Transgender inmates in Georgia will be eligible to receive hormone therapy treatments while in prison, Georgia corrections officials said on Friday as they contend with a lawsuit filed by a transgender prisoner denied hormones.
Ashley Diamond, 36, filed a federal lawsuit against Georgia in January, challenging its refusal to provide her hormone treatments and asserting that she was placed in unsafe facilities with violent men.
The U.S. Department of Justice last week sided with Diamond, arguing in legal papers that denying the hormone treatments amounted to cruel and unusual punishment that led to physical pain, muscle spasms and loss of breast mass.
Courts across the United States have wrestled with the question of what treatment prisons must provide to transgender inmates. Also last week, a federal judge ruled that California must provide sex reassignment surgery to a transgender inmate.

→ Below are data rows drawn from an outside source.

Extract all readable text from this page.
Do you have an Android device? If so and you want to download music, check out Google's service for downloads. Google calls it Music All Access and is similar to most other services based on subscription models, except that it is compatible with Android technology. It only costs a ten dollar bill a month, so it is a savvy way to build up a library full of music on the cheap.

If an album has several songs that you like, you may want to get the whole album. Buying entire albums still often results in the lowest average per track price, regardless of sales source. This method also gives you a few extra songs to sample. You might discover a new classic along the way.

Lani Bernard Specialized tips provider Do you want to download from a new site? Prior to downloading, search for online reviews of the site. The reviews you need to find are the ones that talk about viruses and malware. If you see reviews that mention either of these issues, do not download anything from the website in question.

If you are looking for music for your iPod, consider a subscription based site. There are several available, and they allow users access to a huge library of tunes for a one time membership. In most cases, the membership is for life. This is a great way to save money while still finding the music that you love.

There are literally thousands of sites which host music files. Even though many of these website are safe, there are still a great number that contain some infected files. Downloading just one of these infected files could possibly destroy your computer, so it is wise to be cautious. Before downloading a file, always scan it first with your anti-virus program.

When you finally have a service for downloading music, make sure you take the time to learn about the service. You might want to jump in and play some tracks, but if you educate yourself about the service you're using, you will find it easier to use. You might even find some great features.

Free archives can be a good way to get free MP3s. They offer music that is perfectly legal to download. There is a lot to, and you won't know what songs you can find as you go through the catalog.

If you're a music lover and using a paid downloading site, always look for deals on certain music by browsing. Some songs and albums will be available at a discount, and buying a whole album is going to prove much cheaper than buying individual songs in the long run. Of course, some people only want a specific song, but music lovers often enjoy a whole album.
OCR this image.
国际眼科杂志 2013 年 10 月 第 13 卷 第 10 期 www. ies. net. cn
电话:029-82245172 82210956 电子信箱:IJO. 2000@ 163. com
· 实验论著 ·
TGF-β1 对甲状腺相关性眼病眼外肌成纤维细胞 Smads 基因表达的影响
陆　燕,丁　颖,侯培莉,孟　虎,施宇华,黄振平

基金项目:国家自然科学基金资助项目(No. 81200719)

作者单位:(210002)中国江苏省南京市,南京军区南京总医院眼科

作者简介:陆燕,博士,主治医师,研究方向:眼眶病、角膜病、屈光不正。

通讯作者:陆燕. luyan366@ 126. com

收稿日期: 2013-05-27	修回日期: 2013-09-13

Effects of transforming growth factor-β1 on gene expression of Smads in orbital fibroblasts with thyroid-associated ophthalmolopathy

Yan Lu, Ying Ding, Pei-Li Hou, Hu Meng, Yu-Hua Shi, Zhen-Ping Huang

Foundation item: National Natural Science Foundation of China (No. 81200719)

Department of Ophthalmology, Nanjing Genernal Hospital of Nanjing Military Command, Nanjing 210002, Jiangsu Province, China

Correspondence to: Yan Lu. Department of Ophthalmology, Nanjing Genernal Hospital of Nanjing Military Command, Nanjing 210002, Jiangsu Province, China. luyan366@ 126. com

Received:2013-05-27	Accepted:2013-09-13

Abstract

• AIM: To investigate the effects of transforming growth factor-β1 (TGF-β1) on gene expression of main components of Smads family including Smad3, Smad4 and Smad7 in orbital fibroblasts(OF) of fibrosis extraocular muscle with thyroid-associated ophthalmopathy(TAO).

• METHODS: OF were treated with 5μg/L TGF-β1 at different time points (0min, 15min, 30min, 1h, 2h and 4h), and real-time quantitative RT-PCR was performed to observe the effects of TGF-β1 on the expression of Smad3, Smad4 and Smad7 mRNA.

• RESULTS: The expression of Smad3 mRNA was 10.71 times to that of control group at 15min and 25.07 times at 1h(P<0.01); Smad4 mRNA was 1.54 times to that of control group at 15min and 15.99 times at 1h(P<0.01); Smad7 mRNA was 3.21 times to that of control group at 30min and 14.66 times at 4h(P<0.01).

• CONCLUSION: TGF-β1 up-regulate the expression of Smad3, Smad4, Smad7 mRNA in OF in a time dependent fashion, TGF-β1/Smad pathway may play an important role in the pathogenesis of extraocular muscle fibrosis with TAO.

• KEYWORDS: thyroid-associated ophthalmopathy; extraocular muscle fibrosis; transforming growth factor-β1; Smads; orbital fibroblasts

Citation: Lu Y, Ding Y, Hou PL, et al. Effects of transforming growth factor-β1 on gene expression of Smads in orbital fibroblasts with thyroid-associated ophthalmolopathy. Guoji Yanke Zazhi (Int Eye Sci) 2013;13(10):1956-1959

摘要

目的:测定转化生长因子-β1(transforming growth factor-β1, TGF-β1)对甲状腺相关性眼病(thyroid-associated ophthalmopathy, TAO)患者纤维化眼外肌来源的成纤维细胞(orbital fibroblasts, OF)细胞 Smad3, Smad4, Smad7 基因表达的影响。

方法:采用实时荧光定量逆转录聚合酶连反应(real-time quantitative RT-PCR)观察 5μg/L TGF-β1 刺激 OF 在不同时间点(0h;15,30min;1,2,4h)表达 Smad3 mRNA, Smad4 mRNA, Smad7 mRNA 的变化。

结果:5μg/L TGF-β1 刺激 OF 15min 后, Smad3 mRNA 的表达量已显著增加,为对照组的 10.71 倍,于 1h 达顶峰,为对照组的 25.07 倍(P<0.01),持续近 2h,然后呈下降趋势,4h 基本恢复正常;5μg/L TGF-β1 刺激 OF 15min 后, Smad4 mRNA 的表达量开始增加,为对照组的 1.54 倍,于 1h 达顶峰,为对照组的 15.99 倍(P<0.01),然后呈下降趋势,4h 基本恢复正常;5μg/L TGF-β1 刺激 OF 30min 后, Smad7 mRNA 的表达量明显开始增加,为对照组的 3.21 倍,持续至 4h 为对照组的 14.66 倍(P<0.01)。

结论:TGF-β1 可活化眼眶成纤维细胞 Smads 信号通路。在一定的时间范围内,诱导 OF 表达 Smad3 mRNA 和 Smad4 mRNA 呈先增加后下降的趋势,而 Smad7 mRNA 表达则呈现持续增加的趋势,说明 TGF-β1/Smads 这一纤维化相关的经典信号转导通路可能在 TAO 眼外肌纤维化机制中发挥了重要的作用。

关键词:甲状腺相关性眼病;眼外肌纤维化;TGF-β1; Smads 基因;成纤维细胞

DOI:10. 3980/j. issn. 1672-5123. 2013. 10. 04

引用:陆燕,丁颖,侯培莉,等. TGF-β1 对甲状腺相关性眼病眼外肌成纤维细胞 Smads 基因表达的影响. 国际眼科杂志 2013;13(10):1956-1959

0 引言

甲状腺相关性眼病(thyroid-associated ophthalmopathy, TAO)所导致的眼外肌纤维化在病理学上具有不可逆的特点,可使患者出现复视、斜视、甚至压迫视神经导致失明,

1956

Diamond, convicted on burglary and other charges in 2012, lived as a woman and took hormones before going to prison, the lawsuit said.
Under the new Georgia policy, which officials said took effect on Tuesday, inmates diagnosed as possibly having "gender dysphoria," a condition in which a person feels they are not the gender they physically appear to be, will be given medical and mental health evaluations and will be put on treatment plans ensuring their well-being.
"We are pleased to learn that the Georgia Department of Corrections has rescinded its prior, unconstitutional policy," David Dinielli, a lawyer for the Southern Poverty Law Center, which represents Diamond, said in a statement on Friday.
The group is reviewing the new policy, he added.
U.S. District Judge Marc Treadwell, speaking during a hearing on Diamond's case on Thursday, called the new Georgia policy a "tectonic shift" despite it not resolving all the issues in the lawsuit, the Macon Telegraph newspaper reported.